Brazil Energy Minister Edison Lobao said President Luiz Inacio Lula da Silva may reintroduce an urgency clause to the bills of the pre-salt oil legislation if the country's Senate delays voting them by year-end.

Lobao said he expects Brazil's Lower House to complete voting all four pre-salt oil bills President Lula sent to Congress by year-end. He also expects the Senate to begin voting them by December, when Congress begins its annual recess before resuming work in March 2010.

"If the Senate delays voting, President Lula may request urgency again so voting will have to take place in 45 days," he said after a speech at the Brazilian American Chamber of Commerce in New York. He expects the Senate to conclude voting in February.

No new auctions of the pre-salt oil fields will take place before the complete legislation, defining rules such as revenue-sharing and the creation of a new state-run company, is voted by Congress, Lobao said. Lula sent the four bills to Congress in September.

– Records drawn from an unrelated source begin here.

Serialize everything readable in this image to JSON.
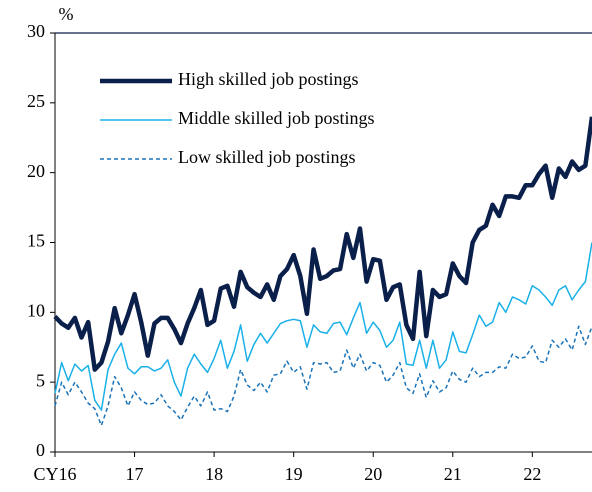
{
  "chart_data": {
    "type": "line",
    "y_unit": "%",
    "categories": [
      "CY16",
      null,
      null,
      null,
      null,
      null,
      null,
      null,
      null,
      null,
      null,
      null,
      "17",
      null,
      null,
      null,
      null,
      null,
      null,
      null,
      null,
      null,
      null,
      null,
      "18",
      null,
      null,
      null,
      null,
      null,
      null,
      null,
      null,
      null,
      null,
      null,
      "19",
      null,
      null,
      null,
      null,
      null,
      null,
      null,
      null,
      null,
      null,
      null,
      "20",
      null,
      null,
      null,
      null,
      null,
      null,
      null,
      null,
      null,
      null,
      null,
      "21",
      null,
      null,
      null,
      null,
      null,
      null,
      null,
      null,
      null,
      null,
      null,
      "22",
      null,
      null,
      null,
      null,
      null,
      null,
      null,
      null,
      null
    ],
    "series": [
      {
        "name": "High skilled job postings",
        "color": "#0b1f4b",
        "width": 4.5,
        "dash": "none",
        "values": [
          9.7,
          9.2,
          8.9,
          9.6,
          8.2,
          9.3,
          5.9,
          6.4,
          7.9,
          10.3,
          8.5,
          9.8,
          11.3,
          9.3,
          6.9,
          9.2,
          9.6,
          9.6,
          8.8,
          7.8,
          9.2,
          10.3,
          11.6,
          9.1,
          9.4,
          11.7,
          11.9,
          10.4,
          12.9,
          11.8,
          11.4,
          11.1,
          12.0,
          10.9,
          12.6,
          13.1,
          14.1,
          12.6,
          9.9,
          14.5,
          12.4,
          12.6,
          13.0,
          13.1,
          15.6,
          13.9,
          16.0,
          12.2,
          13.8,
          13.7,
          10.9,
          11.8,
          12.0,
          9.1,
          8.1,
          12.9,
          8.3,
          11.6,
          11.1,
          11.3,
          13.5,
          12.6,
          12.1,
          15.0,
          15.9,
          16.2,
          17.7,
          16.9,
          18.3,
          18.3,
          18.2,
          19.1,
          19.1,
          19.9,
          20.5,
          18.2,
          20.3,
          19.7,
          20.8,
          20.2,
          20.5,
          24.0
        ]
      },
      {
        "name": "Middle skilled job postings",
        "color": "#1ab0e8",
        "width": 1.5,
        "dash": "none",
        "values": [
          4.2,
          6.4,
          5.1,
          6.3,
          5.8,
          6.2,
          3.7,
          3.0,
          5.9,
          7.0,
          7.8,
          6.0,
          5.6,
          6.1,
          6.1,
          5.8,
          6.0,
          6.6,
          5.0,
          4.0,
          6.0,
          7.0,
          6.3,
          5.7,
          6.7,
          8.0,
          6.0,
          7.2,
          9.1,
          6.5,
          7.7,
          8.5,
          7.8,
          8.5,
          9.2,
          9.4,
          9.5,
          9.4,
          7.5,
          9.1,
          8.6,
          8.5,
          9.2,
          9.3,
          8.4,
          9.6,
          10.7,
          8.5,
          9.3,
          8.7,
          7.5,
          8.0,
          9.3,
          6.3,
          6.2,
          8.0,
          6.0,
          8.0,
          6.0,
          6.6,
          8.6,
          7.2,
          7.1,
          8.4,
          9.8,
          9.0,
          9.3,
          10.7,
          10.0,
          11.1,
          10.9,
          10.6,
          11.9,
          11.6,
          11.1,
          10.5,
          11.6,
          11.9,
          10.9,
          11.6,
          12.2,
          15.0
        ]
      },
      {
        "name": "Low skilled job postings",
        "color": "#1a73b8",
        "width": 1.5,
        "dash": "4 3",
        "values": [
          3.3,
          5.0,
          4.1,
          5.0,
          4.3,
          3.5,
          3.1,
          1.9,
          3.3,
          5.4,
          4.6,
          3.3,
          4.3,
          3.7,
          3.4,
          3.5,
          4.1,
          3.3,
          2.9,
          2.3,
          3.2,
          4.0,
          3.3,
          4.3,
          3.0,
          3.1,
          2.9,
          4.0,
          5.9,
          4.8,
          4.4,
          5.0,
          4.3,
          5.5,
          5.6,
          6.5,
          5.7,
          6.1,
          4.5,
          6.4,
          6.3,
          6.4,
          5.7,
          5.8,
          7.3,
          6.0,
          7.0,
          5.8,
          6.4,
          6.2,
          5.0,
          5.5,
          6.4,
          4.6,
          4.2,
          5.6,
          3.9,
          5.1,
          4.3,
          4.6,
          5.8,
          5.2,
          5.0,
          6.0,
          5.4,
          5.7,
          5.7,
          6.1,
          6.0,
          7.0,
          6.7,
          6.8,
          7.6,
          6.5,
          6.4,
          8.0,
          7.5,
          8.1,
          7.3,
          9.0,
          7.7,
          9.0
        ]
      }
    ],
    "ylim": [
      0,
      30
    ],
    "yticks": [
      0,
      5,
      10,
      15,
      20,
      25,
      30
    ],
    "grid": false,
    "legend": "upper left"
  }
}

Lobao declined to give any forecast of how much the Brazilian government will value the 5 billion barrels of crude it will transfer to Petroleo Brasileiro SA (PBR, PETR4.BR), the state-controlled oil company known as Petrobras, in exchange for buying the company's shares as part of a plan to boost Petrobras's capital. The government will wait for an independent appraisal of the pre-salt oil production costs and value to make an announcement, he said. Capital infusion in Petrobras will also happen after the pre-salt oil legislation is voted by Congress, he noted.

The discovery of oil deposits beneath a layer of salt in deep waters offshore the Brazilian coast will make the South American country a coveted destiny for foreign investments, he said.

The new pre-salt oil reserves in only four fields discovered so far will more than double Brazil's oil reserves, boosting them to "among the biggest in the world," Lobao said during a speech at the Brazilian American Chamber of Commerce. The recently discovered pre-salt oil fields may hold reserves of about 14 billion barrels of crude, he said.

Lobao also said the government will make a decision about the renewal of concessions for hydroelectric power dams, whose licenses are expiring in 2015, by as late as March 2010.

Investors are concerned that power generators, such as Cia. Energetica de Sao Paulo, known as Cesp, whose licenses for dams responsible for generating 67% of its capacity, may have to sell electricity from those dams at a lower tariff to win the concession renewal from the government.

"As we're talking about dams whose investments have already been amortized throughout 30 years of concession, it is fair that the tariffs from electricity sold from those power plants be lowered when the concessions are renewed," Lobao said.